Pourtant une ambigüité plane dans le texte en malgache. En français, il est dit que le gouvernement français représentera Madagascar « dans ses relations extérieures ». Mais ces termes sont traduits dans la version malgache par « à l’étranger ».
Le Premier ministre ne manque pas d’y saisir une nuance d’importance et refuse de recevoir une requête que le consul américain, M. Waller, adresse d’abord au résident français. Par la suite, les diplomates étrangers demandent leur agrément à Rainilaiarivony et non à Lacoste.
Cela se passe en 1890, mais le gouvernement français ne réagira qu’en 1894, quand il y voit une violation du traité. Ce n’est qu’un prétexte pour déclencher une deuxième guerre franco-merina pour, dit-on, imposer le respect du texte de 1885. Elle deviendra, en fait, la campagne décisive de 1895 favorisée par l’attitude de Rainilaiarivony qui n’ose prendre position ouvertement. Ce qui n’aurait, sans doute, rien changé puisqu’après la chute d’Antananarivo, le 30 septembre 1895, il est question de protectorat, puis d’annexion le 6 août 1896.
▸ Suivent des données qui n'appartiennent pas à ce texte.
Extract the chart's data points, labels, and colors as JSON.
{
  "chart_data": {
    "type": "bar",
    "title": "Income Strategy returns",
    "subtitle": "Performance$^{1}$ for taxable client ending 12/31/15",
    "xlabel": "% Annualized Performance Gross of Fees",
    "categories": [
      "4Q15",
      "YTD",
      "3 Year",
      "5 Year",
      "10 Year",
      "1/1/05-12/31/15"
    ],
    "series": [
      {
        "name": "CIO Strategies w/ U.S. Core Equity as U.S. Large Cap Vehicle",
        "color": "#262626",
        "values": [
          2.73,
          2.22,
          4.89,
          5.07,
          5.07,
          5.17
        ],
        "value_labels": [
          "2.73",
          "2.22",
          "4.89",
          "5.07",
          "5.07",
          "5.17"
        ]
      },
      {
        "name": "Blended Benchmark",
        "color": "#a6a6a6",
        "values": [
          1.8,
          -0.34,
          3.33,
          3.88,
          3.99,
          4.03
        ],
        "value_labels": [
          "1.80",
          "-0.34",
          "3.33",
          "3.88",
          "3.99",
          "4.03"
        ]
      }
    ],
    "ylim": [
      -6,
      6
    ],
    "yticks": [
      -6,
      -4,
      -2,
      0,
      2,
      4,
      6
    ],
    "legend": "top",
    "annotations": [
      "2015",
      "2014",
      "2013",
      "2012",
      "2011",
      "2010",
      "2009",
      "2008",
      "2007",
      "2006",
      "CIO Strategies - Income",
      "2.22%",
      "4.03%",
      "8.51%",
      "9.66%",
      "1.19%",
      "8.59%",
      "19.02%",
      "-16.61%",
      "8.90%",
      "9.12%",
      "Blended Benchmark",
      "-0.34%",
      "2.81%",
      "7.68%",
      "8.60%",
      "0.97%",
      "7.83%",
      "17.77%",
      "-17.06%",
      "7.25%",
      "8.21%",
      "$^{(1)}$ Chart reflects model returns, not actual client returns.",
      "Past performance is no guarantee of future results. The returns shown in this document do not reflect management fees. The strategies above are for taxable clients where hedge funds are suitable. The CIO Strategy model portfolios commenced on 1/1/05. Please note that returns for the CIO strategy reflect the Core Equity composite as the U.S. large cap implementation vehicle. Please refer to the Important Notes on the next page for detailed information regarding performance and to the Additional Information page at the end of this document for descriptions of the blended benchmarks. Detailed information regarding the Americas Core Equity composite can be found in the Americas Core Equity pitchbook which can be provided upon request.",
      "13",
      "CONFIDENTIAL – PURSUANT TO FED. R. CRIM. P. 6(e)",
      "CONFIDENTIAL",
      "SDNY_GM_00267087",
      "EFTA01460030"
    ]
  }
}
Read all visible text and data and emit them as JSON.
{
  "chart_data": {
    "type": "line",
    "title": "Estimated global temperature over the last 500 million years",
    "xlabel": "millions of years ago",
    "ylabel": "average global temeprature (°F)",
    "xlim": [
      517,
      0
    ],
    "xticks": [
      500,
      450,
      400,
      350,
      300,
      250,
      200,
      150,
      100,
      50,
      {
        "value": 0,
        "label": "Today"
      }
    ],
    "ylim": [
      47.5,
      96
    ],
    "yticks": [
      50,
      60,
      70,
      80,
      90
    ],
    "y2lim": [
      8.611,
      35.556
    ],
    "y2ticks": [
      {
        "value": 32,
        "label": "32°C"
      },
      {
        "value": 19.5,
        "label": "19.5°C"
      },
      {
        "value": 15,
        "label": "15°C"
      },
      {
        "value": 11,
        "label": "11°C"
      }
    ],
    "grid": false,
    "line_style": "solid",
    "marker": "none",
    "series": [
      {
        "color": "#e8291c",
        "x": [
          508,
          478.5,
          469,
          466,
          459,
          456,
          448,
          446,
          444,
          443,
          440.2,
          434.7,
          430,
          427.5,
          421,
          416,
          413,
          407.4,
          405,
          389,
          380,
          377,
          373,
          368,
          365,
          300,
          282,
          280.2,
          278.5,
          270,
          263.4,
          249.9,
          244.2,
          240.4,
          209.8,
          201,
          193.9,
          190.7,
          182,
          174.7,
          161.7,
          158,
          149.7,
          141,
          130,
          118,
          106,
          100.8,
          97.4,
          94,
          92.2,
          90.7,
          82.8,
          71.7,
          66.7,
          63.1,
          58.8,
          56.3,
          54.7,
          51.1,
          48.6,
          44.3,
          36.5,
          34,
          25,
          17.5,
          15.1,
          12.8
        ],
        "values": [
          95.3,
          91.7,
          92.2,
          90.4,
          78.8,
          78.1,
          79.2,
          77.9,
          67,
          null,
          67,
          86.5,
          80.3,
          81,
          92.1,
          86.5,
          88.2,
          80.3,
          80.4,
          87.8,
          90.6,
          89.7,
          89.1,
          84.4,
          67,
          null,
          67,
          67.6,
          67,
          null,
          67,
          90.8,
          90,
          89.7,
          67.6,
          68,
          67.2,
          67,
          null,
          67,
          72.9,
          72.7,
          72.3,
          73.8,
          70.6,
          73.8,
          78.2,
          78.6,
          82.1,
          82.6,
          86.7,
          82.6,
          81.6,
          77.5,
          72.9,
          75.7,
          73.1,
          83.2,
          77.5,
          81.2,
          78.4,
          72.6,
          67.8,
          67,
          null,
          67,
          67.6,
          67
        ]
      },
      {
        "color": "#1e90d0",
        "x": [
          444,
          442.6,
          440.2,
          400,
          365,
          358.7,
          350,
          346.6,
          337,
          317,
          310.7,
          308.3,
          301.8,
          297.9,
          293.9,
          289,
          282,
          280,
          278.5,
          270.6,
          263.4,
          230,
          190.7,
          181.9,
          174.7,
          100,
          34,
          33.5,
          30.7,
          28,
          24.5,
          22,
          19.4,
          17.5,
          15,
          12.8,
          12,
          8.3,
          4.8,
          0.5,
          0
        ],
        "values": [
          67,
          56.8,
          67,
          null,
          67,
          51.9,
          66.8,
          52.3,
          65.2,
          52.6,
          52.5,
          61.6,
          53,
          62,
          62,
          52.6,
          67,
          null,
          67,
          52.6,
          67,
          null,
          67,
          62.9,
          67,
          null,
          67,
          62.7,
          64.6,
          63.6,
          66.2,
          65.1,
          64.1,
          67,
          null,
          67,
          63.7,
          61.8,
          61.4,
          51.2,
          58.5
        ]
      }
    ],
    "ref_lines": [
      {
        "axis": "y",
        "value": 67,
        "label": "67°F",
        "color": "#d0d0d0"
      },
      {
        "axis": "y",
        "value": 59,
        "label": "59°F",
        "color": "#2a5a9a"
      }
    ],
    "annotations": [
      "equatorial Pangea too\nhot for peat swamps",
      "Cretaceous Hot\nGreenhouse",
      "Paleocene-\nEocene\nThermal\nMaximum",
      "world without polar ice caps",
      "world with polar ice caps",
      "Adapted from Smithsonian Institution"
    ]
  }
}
Néanmoins, certains historiens tendent à « reprocher » au Premier ministre d’avoir, par sa politique, favorisé le protectorat puis l’annexion de Madagascar par la France. Selon Régis Rajemisa-Raolison, durant trente ans, il réussit à se maintenir par « sa politique de bascule entre l’Angleterre et la France. L’heure vient, en 1894, où il aurait dû jouer franc-jeu pour sauver ses intérêts et ceux de son pays. Mais il n’ose pencher ouvertement d’un côté ni de l’autre, par crainte de ses puissants opposants ». Et c’est là, on peut le croire, la cause de son échec quasi total à une période où, sans nul doute intrigues, trahison, félonies se multiplient autour de lui.
En outre, aux mobiles ordinaires de l’expansion coloniale française après 1871, s’ajoute pour Madagascar, un élément d’importance, l’intervention des Réunionnais.
La France a, au XVIIe siècle, occupé et peuplé les Mascareignes. Voisines de Madagascar, l’ile de France (Maurice) et l’ile Bourbon (La Réunion) présentent une grande valeur stratégique sur la route des Indes. Aussi, après les guerres de l’Empire, les Anglais se font-ils céder la première. Ils ont l’habileté de confier cette nouvelle conquête, peuplée de Français, à un gouverneur qui est français par sa mère, Sir Robert Farquhar.
« L’homme sait, par ses grande qualités, s’imposer à ses administrés » (Roger Pascal).
Madagascar, avec ses grands espaces et ses ressources en viande et en esclaves, est indispensable à l’économie de Maurice et de La Réunion. Les traitants de ces petites iles entrainent leurs métropoles dans leurs rivalités. Dans ces conditions, on ne peut s’étonner de voir les députés de La Réunion demander l’annexion pure et simple de leur grande voisine. Il s’agit en l’occurrence de MM. Mahy, dans son discours du 25 juillet 1885, et Brunet, dont
l’interpellation du 22 janvier 1894 est directement à l’origine de la campagne de 1895.